Feito um velho índio que voa

Matake Terany , um índio Yanomami de 70 anos, tinha um sonho: voar como um gavião. Desejo que ele realizou ao fazer um voo de parapente, com a ajuda do instrutor Rodolpho Cavalini, no início do mês de abril.
E enquanto voava sobre os montes do estado do Espírito Santo, Terany entoou uma canção na sua língua. Não é preciso ser uma poliglota para saber que aquele era um canto de alegria. Afinal, mal colocou os pés no chão, seu primeiro instinto foi dar uma gostosa gargalhada.

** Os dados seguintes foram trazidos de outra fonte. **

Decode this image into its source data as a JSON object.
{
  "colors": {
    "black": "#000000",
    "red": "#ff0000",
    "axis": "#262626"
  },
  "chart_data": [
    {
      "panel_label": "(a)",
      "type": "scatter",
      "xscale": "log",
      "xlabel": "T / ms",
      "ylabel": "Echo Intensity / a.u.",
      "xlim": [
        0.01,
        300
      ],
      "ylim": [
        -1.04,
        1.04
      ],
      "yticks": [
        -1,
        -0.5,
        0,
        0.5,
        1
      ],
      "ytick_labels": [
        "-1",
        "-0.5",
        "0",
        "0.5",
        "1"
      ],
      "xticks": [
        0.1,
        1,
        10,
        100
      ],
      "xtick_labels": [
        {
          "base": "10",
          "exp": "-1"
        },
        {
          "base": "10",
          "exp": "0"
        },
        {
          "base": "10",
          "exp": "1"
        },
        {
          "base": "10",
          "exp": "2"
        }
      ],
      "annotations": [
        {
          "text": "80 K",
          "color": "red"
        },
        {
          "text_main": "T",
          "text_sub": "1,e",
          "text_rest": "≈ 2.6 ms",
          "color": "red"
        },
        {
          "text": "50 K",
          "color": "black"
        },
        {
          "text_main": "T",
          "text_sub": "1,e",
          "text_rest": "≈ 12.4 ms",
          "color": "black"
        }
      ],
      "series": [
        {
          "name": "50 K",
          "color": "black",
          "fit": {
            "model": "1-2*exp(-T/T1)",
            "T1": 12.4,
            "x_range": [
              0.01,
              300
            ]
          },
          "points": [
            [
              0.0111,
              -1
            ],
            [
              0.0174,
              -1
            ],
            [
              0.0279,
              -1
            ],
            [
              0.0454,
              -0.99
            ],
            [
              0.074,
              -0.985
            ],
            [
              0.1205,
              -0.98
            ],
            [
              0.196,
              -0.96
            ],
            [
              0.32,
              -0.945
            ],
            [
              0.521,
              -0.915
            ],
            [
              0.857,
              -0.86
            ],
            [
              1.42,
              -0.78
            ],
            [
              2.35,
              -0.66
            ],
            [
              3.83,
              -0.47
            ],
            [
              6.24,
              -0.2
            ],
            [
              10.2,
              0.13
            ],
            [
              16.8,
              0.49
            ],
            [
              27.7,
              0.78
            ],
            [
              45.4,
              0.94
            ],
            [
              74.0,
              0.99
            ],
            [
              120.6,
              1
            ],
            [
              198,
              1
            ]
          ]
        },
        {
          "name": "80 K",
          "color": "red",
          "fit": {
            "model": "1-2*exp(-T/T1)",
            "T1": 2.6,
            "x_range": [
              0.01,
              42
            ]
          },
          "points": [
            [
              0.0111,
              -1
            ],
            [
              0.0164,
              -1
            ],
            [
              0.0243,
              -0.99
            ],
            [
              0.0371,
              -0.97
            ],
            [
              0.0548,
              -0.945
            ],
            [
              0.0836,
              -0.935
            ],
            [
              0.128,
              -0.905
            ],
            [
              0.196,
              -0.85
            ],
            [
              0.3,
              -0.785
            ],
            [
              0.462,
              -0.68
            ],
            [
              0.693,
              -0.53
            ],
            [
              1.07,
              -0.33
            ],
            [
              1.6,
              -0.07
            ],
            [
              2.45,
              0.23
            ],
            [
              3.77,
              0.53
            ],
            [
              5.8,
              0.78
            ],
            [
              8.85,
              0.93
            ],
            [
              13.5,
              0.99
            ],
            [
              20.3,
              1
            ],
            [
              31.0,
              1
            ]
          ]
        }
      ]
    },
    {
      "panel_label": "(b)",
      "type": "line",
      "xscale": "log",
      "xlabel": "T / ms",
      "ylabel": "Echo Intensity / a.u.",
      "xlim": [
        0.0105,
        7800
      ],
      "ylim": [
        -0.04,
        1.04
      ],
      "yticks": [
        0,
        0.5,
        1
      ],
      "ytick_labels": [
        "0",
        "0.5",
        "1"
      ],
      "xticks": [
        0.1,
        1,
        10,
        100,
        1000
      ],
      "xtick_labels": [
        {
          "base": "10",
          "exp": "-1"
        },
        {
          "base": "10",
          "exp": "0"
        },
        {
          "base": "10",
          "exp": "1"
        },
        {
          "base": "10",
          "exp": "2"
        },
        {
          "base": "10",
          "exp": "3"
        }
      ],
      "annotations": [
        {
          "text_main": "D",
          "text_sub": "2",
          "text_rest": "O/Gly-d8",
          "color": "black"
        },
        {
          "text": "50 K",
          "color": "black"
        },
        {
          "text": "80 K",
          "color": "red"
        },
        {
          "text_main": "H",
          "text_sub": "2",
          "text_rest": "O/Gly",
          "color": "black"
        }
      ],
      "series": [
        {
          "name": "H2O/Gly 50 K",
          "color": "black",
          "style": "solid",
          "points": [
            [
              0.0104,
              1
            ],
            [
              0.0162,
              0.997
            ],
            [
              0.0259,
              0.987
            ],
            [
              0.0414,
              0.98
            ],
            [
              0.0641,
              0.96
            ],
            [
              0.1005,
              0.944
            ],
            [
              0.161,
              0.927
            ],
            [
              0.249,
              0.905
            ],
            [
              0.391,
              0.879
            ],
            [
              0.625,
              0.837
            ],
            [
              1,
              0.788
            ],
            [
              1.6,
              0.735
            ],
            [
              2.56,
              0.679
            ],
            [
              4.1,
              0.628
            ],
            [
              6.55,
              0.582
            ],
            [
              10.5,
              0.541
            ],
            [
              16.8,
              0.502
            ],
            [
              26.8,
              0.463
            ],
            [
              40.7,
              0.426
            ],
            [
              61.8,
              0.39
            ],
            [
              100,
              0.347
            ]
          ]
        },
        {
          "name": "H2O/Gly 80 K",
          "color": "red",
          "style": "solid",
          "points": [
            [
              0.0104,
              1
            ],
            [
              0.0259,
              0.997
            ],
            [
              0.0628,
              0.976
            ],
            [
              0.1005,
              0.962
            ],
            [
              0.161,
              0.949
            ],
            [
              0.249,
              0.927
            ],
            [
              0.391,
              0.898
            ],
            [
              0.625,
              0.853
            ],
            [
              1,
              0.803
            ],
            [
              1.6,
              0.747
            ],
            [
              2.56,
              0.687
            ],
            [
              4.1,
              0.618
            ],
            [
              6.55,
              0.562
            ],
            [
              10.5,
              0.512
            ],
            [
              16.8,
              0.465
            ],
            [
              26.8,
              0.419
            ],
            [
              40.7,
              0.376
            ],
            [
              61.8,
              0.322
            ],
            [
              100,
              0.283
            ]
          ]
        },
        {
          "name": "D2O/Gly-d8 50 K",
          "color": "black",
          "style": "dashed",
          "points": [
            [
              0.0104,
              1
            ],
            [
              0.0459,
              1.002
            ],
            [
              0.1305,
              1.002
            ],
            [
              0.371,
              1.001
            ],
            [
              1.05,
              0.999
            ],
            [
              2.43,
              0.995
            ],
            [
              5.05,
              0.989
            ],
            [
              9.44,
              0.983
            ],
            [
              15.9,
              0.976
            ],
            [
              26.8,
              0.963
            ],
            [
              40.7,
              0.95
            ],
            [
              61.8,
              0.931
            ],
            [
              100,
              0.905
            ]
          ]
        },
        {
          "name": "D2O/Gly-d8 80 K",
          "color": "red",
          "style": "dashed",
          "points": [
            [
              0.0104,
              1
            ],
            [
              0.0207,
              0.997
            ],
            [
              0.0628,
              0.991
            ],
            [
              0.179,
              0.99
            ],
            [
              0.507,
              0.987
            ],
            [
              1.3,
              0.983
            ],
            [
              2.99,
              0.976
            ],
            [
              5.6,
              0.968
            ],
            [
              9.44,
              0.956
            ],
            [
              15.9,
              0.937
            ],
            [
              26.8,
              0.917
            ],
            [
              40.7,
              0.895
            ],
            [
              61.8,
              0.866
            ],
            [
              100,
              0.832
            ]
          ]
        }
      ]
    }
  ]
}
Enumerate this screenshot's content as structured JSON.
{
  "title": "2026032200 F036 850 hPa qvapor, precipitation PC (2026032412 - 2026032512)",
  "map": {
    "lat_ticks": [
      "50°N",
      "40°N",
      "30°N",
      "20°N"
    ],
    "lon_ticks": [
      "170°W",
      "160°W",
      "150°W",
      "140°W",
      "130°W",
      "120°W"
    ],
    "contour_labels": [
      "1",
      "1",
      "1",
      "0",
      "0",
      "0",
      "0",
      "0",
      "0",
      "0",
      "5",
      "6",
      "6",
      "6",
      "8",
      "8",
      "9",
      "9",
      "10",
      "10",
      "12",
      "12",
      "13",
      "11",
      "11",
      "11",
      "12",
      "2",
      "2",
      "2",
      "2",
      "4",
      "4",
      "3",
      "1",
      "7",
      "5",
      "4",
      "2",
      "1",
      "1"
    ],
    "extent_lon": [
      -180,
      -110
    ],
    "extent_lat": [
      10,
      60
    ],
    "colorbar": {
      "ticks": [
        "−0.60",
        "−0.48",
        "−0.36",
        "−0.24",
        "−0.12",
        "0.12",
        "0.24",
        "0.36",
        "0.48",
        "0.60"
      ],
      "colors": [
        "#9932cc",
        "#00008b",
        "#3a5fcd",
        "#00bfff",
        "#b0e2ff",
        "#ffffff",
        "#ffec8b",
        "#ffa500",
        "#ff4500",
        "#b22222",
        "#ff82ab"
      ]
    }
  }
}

Quando o repórter, então, perguntou o que ele havia sentido lá em cima, ele não hesitou em responder: “Foi ótimo, foi fantástico! Todo mundo deveria voar um dia!”. Sinceramente? Foi uma das cenas mais lindas que eu já vi.
Linda, porque eu concordo com Terany. Todo mundo deveria, não só voar um dia, mas se permitir a realizar os próprios desejos. Tal como meu avô que viu o mar pela primeira vez aos oitenta e poucos anos, e foi categórico ao reafirmar: “Agora, quero conhecer outras praias!”.
É do sonho que a gente se faz. Erguidos por uma estrutura corporal, sustentados por uma mente que raciocina, mas constantemente inspirados, pelos nossos sonhos.
E não interessa se são ambiciosos ou modestos, são nossas aspirações que movem nossas pernas. Ou, pelo menos, deveriam ser!
Casar de vestido branco, ter a casa própria, se alfabetizar depois de adulto, fazer um intercâmbio, ter um filho, cruzar o deserto do Atacama ou fazer aquele curso de gastronomia . Enfim, não interessa o quê! Sonhar é que o importa!
Manter-se vivo pelos nossos mais íntimos desejos, mas principalmente, lutarmos feito leões por eles! Mesmo quando o mundo parece nos calar, mesmo quando as crises são bombardeadas na televisão, e até mesmo, quando pagar o aluguel parece mesmo ser mais importante que qualquer outra coisa na vida. Talvez, seja. Mensalmente. Mas, projeto de vida é outra coisa!
Projeto de vida é você se ver daqui cinco, dez ou trinta anos, tendo feito, aquilo que era mais fundamental PARA VOCÊ!
Parece básico, parece tolo. Mas, quantos de nós andamos por aí, nos anulando na vida, deixando que a rotina nos carregue para um lugar tão longe de nós, a ponto de não mais nos reconhecermos, no final da nossa própria estrada?!
Eu quero ser como um velho índio que voa. E você?